Bailiff Job Opportunities Corrections, Probation, and Parole Degree Graduates

Bailiffs are courtroom officials that ensure that observers and jurors follow court rules while proceedings are in session. They will announce the judge’s arrival and will work to maintain order within the court room. Bailiffs will act as escorts to jurors and will prevent them from interacting with other members of the public. Bailiffs stop people from entering the courtroom while the judge charges the gury, and the guard lodging of sequestered jury members. According to the U.S. Bureau of Labor Statistics, the median annual salary for bailiffs in 2009 was $37,950, and job opportunities in this field are expected to grow slowly within the next several years.

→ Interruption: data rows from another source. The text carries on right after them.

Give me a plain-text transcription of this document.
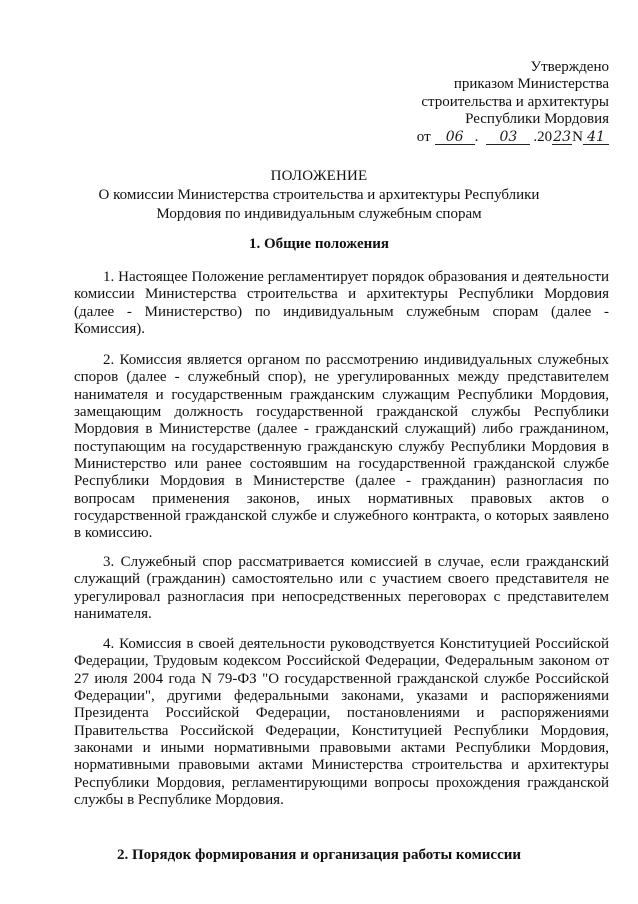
Утверждено
приказом Министерства
строительства и архитектуры
Республики Мордовия
от 06 . 03 .2023N 41
ПОЛОЖЕНИЕ
О комиссии Министерства строительства и архитектуры Республики
Мордовия по индивидуальным служебным спорам
1. Общие положения
1. Настоящее Положение регламентирует порядок образования и деятельности комиссии Министерства строительства и архитектуры Республики Мордовия (далее - Министерство) по индивидуальным служебным спорам (далее - Комиссия).
2. Комиссия является органом по рассмотрению индивидуальных служебных споров (далее - служебный спор), не урегулированных между представителем нанимателя и государственным гражданским служащим Республики Мордовия, замещающим должность государственной гражданской службы Республики Мордовия в Министерстве (далее - гражданский служащий) либо гражданином, поступающим на государственную гражданскую службу Республики Мордовия в Министерство или ранее состоявшим на государственной гражданской службе Республики Мордовия в Министерстве (далее - гражданин) разногласия по вопросам применения законов, иных нормативных правовых актов о государственной гражданской службе и служебного контракта, о которых заявлено в комиссию.
3. Служебный спор рассматривается комиссией в случае, если гражданский служащий (гражданин) самостоятельно или с участием своего представителя не урегулировал разногласия при непосредственных переговорах с представителем нанимателя.
4. Комиссия в своей деятельности руководствуется Конституцией Российской Федерации, Трудовым кодексом Российской Федерации, Федеральным законом от 27 июля 2004 года N 79-ФЗ "О государственной гражданской службе Российской Федерации", другими федеральными законами, указами и распоряжениями Президента Российской Федерации, постановлениями и распоряжениями Правительства Российской Федерации, Конституцией Республики Мордовия, законами и иными нормативными правовыми актами Республики Мордовия, нормативными правовыми актами Министерства строительства и архитектуры Республики Мордовия, регламентирующими вопросы прохождения гражданской службы в Республике Мордовия.
2. Порядок формирования и организация работы комиссии
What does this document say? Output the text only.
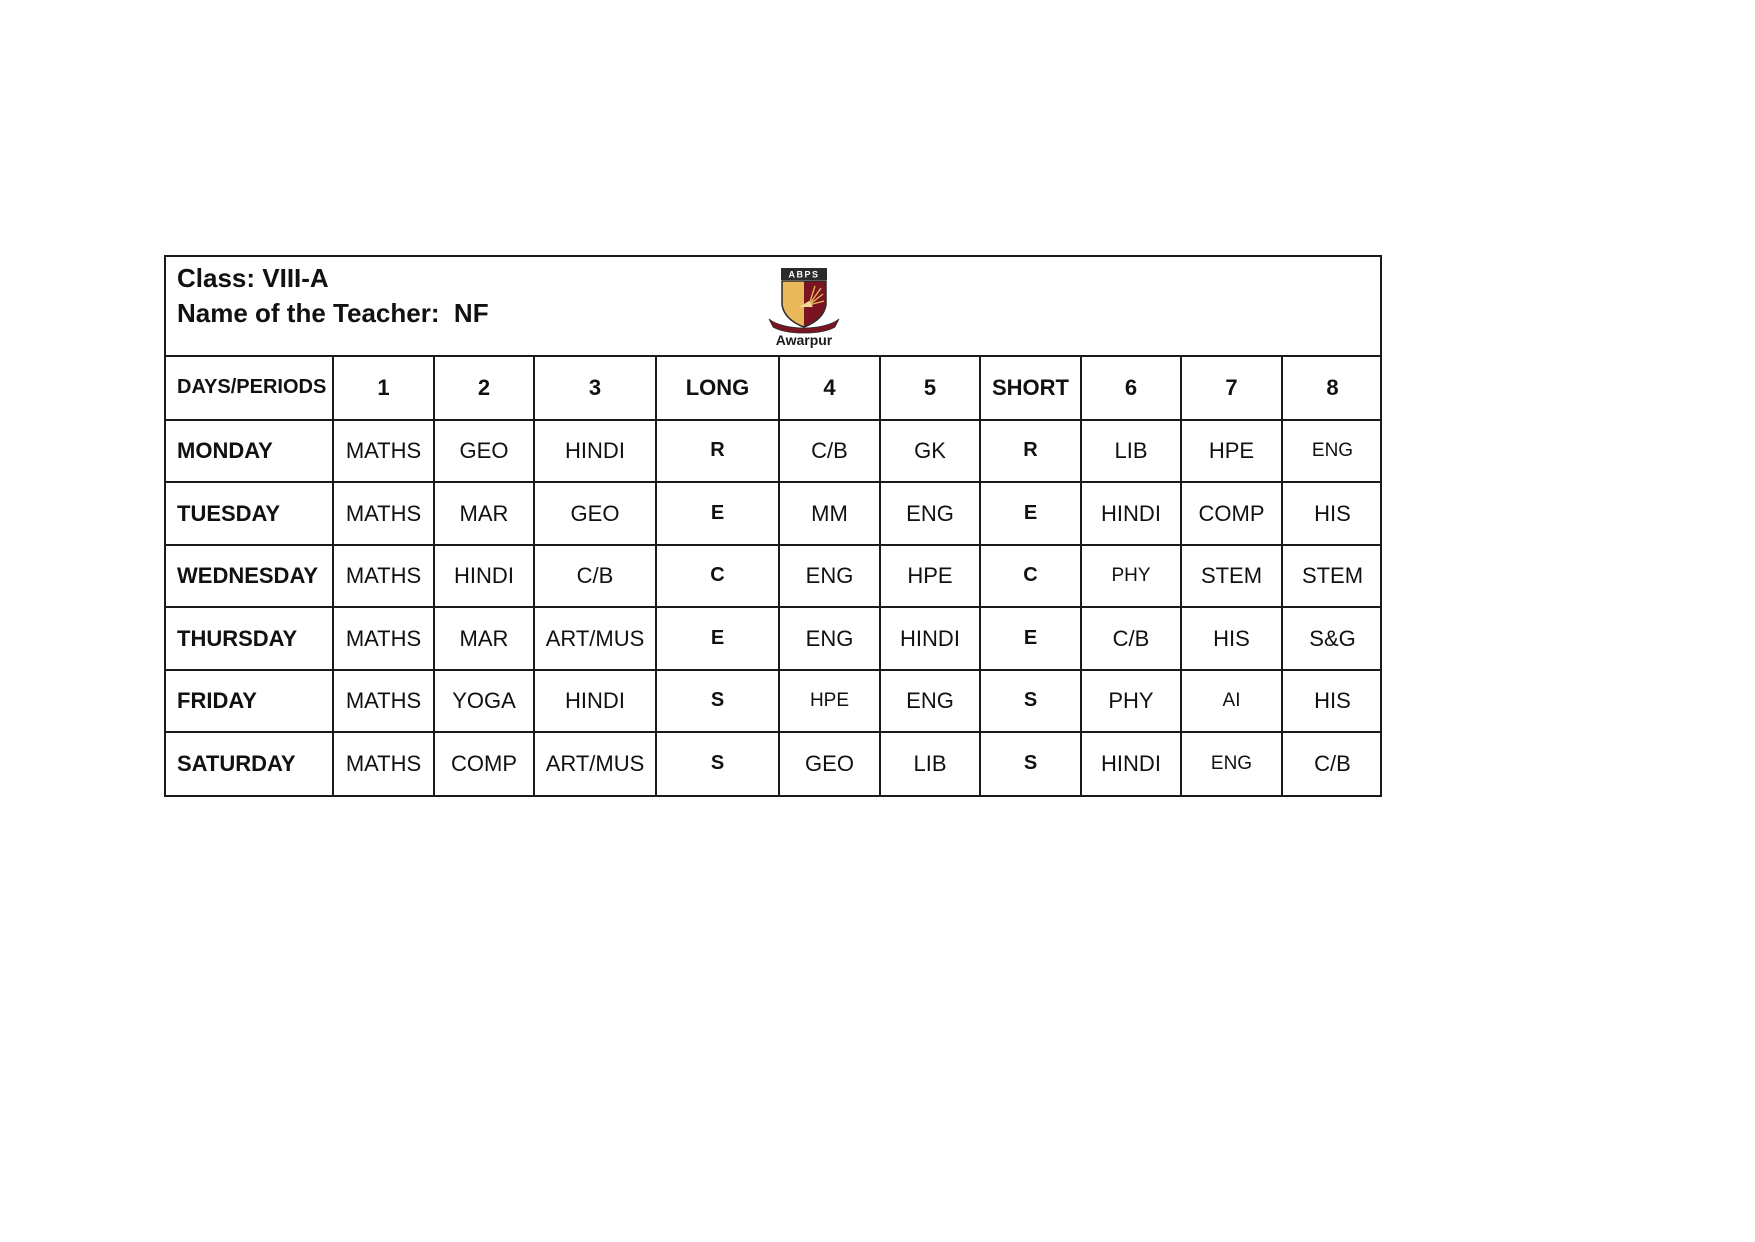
Class: VIII-A
Name of the Teacher:  NF
ABPS
Awarpur
DAYS/PERIODS	1	2	3	LONG	4	5	SHORT	6	7	8
MONDAY	MATHS	GEO	HINDI	R	C/B	GK	R	LIB	HPE	ENG
TUESDAY	MATHS	MAR	GEO	E	MM	ENG	E	HINDI	COMP	HIS
WEDNESDAY	MATHS	HINDI	C/B	C	ENG	HPE	C	PHY	STEM	STEM
THURSDAY	MATHS	MAR	ART/MUS	E	ENG	HINDI	E	C/B	HIS	S&G
FRIDAY	MATHS	YOGA	HINDI	S	HPE	ENG	S	PHY	AI	HIS
SATURDAY	MATHS	COMP	ART/MUS	S	GEO	LIB	S	HINDI	ENG	C/B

Parole or Probation Officer Job Opportunities Corrections, Probation, and Parole Degree Graduates

Parole and probation officers in are involved with keeping contact with prisoners that are on parole or probation. They ensure that released convicts are following through with the terms of their release, and they may also help some to secure educational opportunities, housing, or jobs. Parole officers may have a number of cases at one time, and they will provide reports to judges about the convict’s progress and behaviors outside of prison. Probation officers provide inmates or offenders with assistance in matters concerning detainers, sentences in other jurisdictions, and applications for social assistance. They also arrange for post release services. There should be strong job growth in this field within the next several years, and this can be attributed to a shift toward community treatments. According to the U.S. Bureau of Labor Statistics, the median annual salary of a probation officer in 2009 was $46,350.

Correctional Officer Job Opportunities Corrections, Probation, and Parole Degree Graduates

Correctional officers work in jails or prisons by maintaining order and processing prisoners. Individuals that work in jails work with new inmates that are staying in shared jail cells, and they may also be responsible for transporting these individuals from the jail to court proceedings. Correctional officers process and book convicted individuals into prison, and they guard facility entrances to screen visitors. Correctional officers that work in prisons work with a large population of inmates long-term, and they attempt to regulate prisoner behavior, administer discipline, settle disputes, and report on prisoner behavior. This is a dangerous position, and individuals must constantly be focused on their safety and the safety of others. They must also work to prevent escapes. According to the U.S. Bureau of Labor Statistics, this career field will grow slower than average, and the median annual salary for this field in 2009 was $39,050.